Ama adım adım gidelim. İlk olarak ‘kolaycı çözümlerle ilerletilen kurgu’ ile ne kastettiğimizi biraz açalım. Yazar özgün bir fikri (yalıtılmış, yalnızlaştırılmış, hayattan soyutlanmış çocuklar, çarpık evle başta anlamlandıramadıkları farklı bir yaşam biçimi keşfediyorlar, onlara dayatılmış sınırları, etraflarını kuşatan duvarları aştıkları ölçüdeyse hem bastırılan, içlerindeki gerçek çocuğu özgürlüğe kavuşturuyorlar, hem de hiç tanımadıkları o farklı yaşama yakınlaşıp, yeni bir gerçekliğe doğru adım atıyorlar) ile çok denenmiş, bilindik bir macera kitabı kurgusunu (esrarengiz bir evin sırrını çözmeye çalışan bir grup çocuk) birleştirmeye çalışmış. Haliyle de bazı güçlüklerle karşılaşmış. Birbirini çok az tanıyan, anne-baba, okul, bakıcı, apartman güvenlik görevlisi tarafından sürekli denetlenen kitap kahramanlarının tanışması, bir araya gelmesi, birlikte zaman geçirme olanağı bulması bile başlı başına birer sorun.
Kitabın başında, Melisa’nın, sabah okul servisinde sızan Batu’nun sayıklamalarından onunla aynı rüyayı gördüğünü keşfetmesi ve iki çocuğun “Acaba bizden başkaları da bu rüyaları görüyor mu?” (s.8) diye merak edip, diğer apartmanlardaki çocuklara bunu sormayı kararlaştırmaları belki müthiş inandırıcı değil, ama çocukların birbirleriyle temas kurmalarını sağlamak için yine de az-çok yaratıcı bir hamle sayılır.
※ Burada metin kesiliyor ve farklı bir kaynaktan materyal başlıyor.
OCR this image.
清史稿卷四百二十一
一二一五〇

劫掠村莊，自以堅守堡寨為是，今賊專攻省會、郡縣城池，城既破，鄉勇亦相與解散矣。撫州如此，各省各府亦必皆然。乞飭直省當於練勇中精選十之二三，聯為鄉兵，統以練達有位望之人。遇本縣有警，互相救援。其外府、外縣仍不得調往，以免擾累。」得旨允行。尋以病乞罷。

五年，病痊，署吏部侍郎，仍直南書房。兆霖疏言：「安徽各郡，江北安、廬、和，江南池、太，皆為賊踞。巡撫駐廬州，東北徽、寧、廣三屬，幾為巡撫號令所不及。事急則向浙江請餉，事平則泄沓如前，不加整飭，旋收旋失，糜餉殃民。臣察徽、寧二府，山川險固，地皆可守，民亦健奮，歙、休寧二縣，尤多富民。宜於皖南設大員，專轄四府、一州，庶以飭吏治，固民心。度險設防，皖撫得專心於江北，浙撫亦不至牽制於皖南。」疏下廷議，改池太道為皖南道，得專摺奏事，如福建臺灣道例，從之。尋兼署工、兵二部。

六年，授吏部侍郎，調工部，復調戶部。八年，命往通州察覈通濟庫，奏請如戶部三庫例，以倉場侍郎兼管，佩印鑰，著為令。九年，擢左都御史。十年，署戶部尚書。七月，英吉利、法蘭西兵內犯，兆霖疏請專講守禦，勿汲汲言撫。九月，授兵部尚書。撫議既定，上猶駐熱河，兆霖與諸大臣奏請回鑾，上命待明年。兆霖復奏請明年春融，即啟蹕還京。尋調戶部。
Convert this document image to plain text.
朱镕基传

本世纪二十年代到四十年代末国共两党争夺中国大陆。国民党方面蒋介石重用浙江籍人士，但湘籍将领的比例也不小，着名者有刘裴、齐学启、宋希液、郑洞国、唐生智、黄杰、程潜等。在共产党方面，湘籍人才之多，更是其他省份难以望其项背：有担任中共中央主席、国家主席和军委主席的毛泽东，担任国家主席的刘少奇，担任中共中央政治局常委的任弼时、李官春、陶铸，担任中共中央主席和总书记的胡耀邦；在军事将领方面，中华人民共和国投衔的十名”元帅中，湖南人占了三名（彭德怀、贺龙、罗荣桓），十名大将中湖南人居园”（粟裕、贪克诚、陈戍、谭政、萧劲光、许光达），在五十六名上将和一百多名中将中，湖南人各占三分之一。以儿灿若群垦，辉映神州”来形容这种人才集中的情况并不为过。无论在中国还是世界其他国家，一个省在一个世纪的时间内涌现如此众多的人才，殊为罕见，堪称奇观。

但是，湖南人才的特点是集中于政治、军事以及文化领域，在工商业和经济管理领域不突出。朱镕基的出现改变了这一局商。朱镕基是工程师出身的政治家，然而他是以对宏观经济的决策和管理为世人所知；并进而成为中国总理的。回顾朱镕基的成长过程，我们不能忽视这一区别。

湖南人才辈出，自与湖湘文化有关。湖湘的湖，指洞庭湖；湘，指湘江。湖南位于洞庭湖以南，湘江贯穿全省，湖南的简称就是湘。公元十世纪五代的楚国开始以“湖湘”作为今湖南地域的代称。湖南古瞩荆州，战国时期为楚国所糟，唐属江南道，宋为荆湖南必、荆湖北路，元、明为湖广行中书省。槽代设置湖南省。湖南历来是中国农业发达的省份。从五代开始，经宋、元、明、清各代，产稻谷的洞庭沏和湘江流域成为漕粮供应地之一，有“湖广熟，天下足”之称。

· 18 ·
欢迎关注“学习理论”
Ne yazık ki yazarın kurguyu ilerletmek için başvurduğu daha sonraki çözümlerin çoğu bunun epey gerisinde kalıyor, üstelik kendini tekrarlıyor:
“Ha, bu arada akşam nöbet tutan güvenlik görevlerini arayıp yarın sabah servise binmeyeceğinizi söyleyin. Tabii ki annenizin ya da babanızın sesini taklit ederek. Bu konuda çok başarılı olmak zorundasınız.” (s. 47, Batu’nun Çarpık Ev’in sırrını çözmeye çalışan diğer çocuklardan ikisi olan Elif Su ve Kuzgun’a yolladığı mektup)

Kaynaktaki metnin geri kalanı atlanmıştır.